Вадим ее презирал, ее это задевало, и больно. Но что, ей оправдываться перед ним? Пытаться объяснять ему, чужому человеку, что ни черта она не ломается. Ей страшно. Ей сорок три года. Она жена своего мужа. Дочь своей матери.
«Соня, девочка, есть вещи, которые нельзя переступить. Просто нельзя, и все. — Это мамины слова. Соня их помнит. — Просто нельзя, и все. Если это понять, почувствовать сердцем, то это навсегда. Все искушения тебя минуют. И это не аскеза! Напротив, это залог душевного покоя. Мира в душе. Соня, это самое главное, поверь!»

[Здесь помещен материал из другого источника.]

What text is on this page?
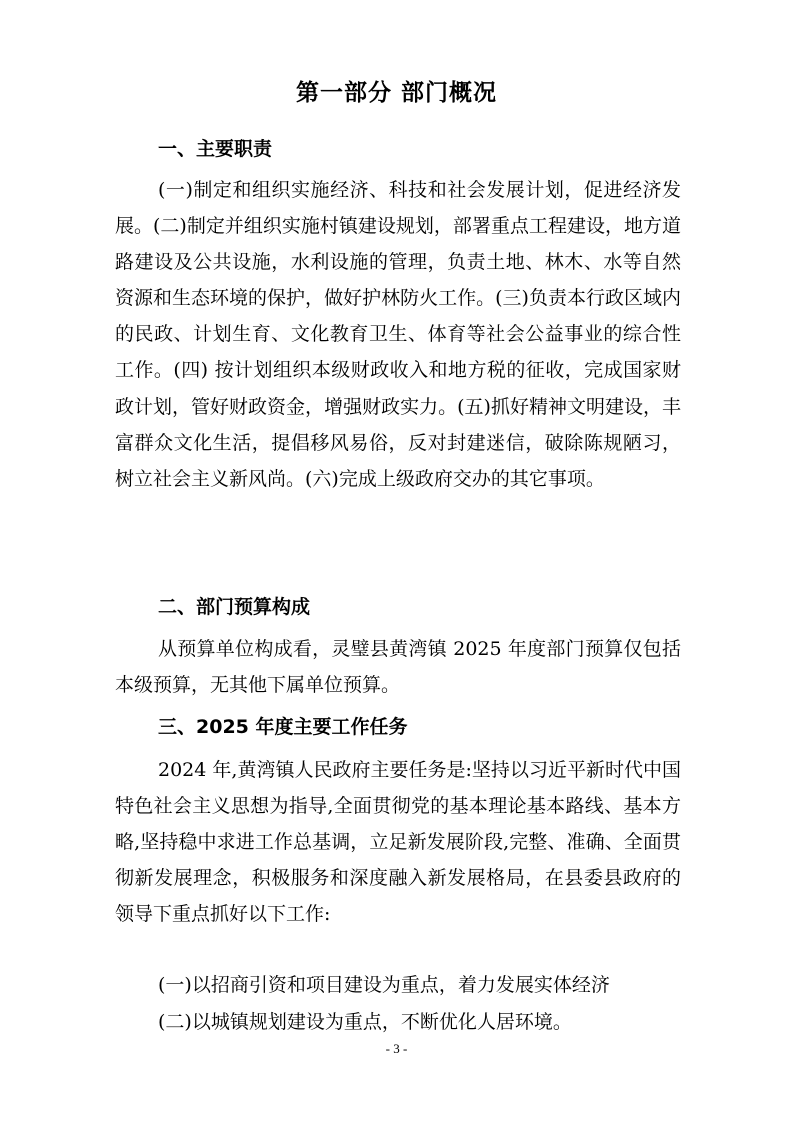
第一部分 部门概况
一、主要职责
(一)制定和组织实施经济、科技和社会发展计划，促进经济发展。(二)制定并组织实施村镇建设规划，部署重点工程建设，地方道路建设及公共设施，水利设施的管理，负责土地、林木、水等自然资源和生态环境的保护，做好护林防火工作。(三)负责本行政区域内的民政、计划生育、文化教育卫生、体育等社会公益事业的综合性工作。(四) 按计划组织本级财政收入和地方税的征收，完成国家财政计划，管好财政资金，增强财政实力。(五)抓好精神文明建设，丰富群众文化生活，提倡移风易俗，反对封建迷信，破除陈规陋习，树立社会主义新风尚。(六)完成上级政府交办的其它事项。
二、部门预算构成
从预算单位构成看，灵璧县黄湾镇 2025 年度部门预算仅包括本级预算，无其他下属单位预算。
三、2025 年度主要工作任务
2024 年,黄湾镇人民政府主要任务是:坚持以习近平新时代中国特色社会主义思想为指导,全面贯彻党的基本理论基本路线、基本方略,坚持稳中求进工作总基调，立足新发展阶段,完整、准确、全面贯彻新发展理念，积极服务和深度融入新发展格局，在县委县政府的领导下重点抓好以下工作:
(一)以招商引资和项目建设为重点，着力发展实体经济
(二)以城镇规划建设为重点，不断优化人居环境。
- 3 -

— Так вы берете или нет? — Вадим протягивал ей записку, сатанея от растущего раздражения. — Черт подери, что мне, больше всех нужно? Возьмите!
— Нет. — Соня вошла в телетайпную и закрыла за собой дверь, дважды повернув ключ в замке.
В ранних августовских сумерках Сонин маленький сретенский двор, двор-колодец, похож на глубокий кувшин, до краев наполненный теплым, густым топленым молоком. Выкипает, почти уже выкипел, еще один жаркий летний день.
Семь часов вечера. Там, наверху, кто-то — все знают, кто — чуть-чуть убавил огонь. Теперь все кипит на слабом, медленном огне. Золотой закатный воздух, истома. Дымящееся топленое молоко. А над ним тонкая сквозная рваная пенка. Это облака.
Соня пересекла свой двор по диагонали, прошла мимо дощатого колченогого стола, зацепив беглым, усталым взглядом доминошников, человек семь. Знакомые дворовые мужики, полуголые, в майках, в расстегнутых рубахах… Сделав по инерции еще несколько шагов, Соня остановилась, похолодев, несмотря на жару.
Он сидел там, среди мужичья. Это его спина. Это его широкие плечи, смуглая шея, темные волосы, смешно взъерошенные, наверное, он их теребил, когда нервничал, проигрывая… Он что, режется в домино с дворовыми мужиками, с шоферней, со слесарями?! Да быть этого не может!
И Соня резко оглянулась.
Андре только что поднялся с лавки. Он стоял у доминошного стола, смотрел на Соню и широко улыбался. В общем, вполне глуповато улыбался, чего уж там… С ума сойти!
— У-у, зараза, — простонал его напарник, дворовый обалдуй дядя Федя. — Обратно продулись! Зараза! Прибалт, снимай часы.
Андре не раздумывая снял с запястья дорогие часы с плоским стильным циферблатом и бросил их на стол, не отводя от Сони счастливого взгляда.
— Сдаюсь! — сказал он и поднял вверх руки.
Кому он сдавался? Соне? Он смотрел на нее, улыбаясь. Он был счастлив. Странно, но Соня ему почти завидовала. Свободный человек. Европеец. Захотел увидеть ее — пришел, сел с простецкой мужской компашкой в домино стучать. Назвался прибалтом, дабы оправдать акцент и инородность облика. В два счета освоил немудреные правила расейской дворовой забавы. Дождался Соню. Увидел, смотрит на нее, любуется ею. Счастлив.
Вот Соня так не умеет. Не умеет она жить легко, радостно, не подавляя своих желаний. Это или есть, или нет. Это в крови. Этому не научиться.
— Ну ты даешь, прибалт! — одобрительно заржали мужики. — Широк! Садись. Давай по новой.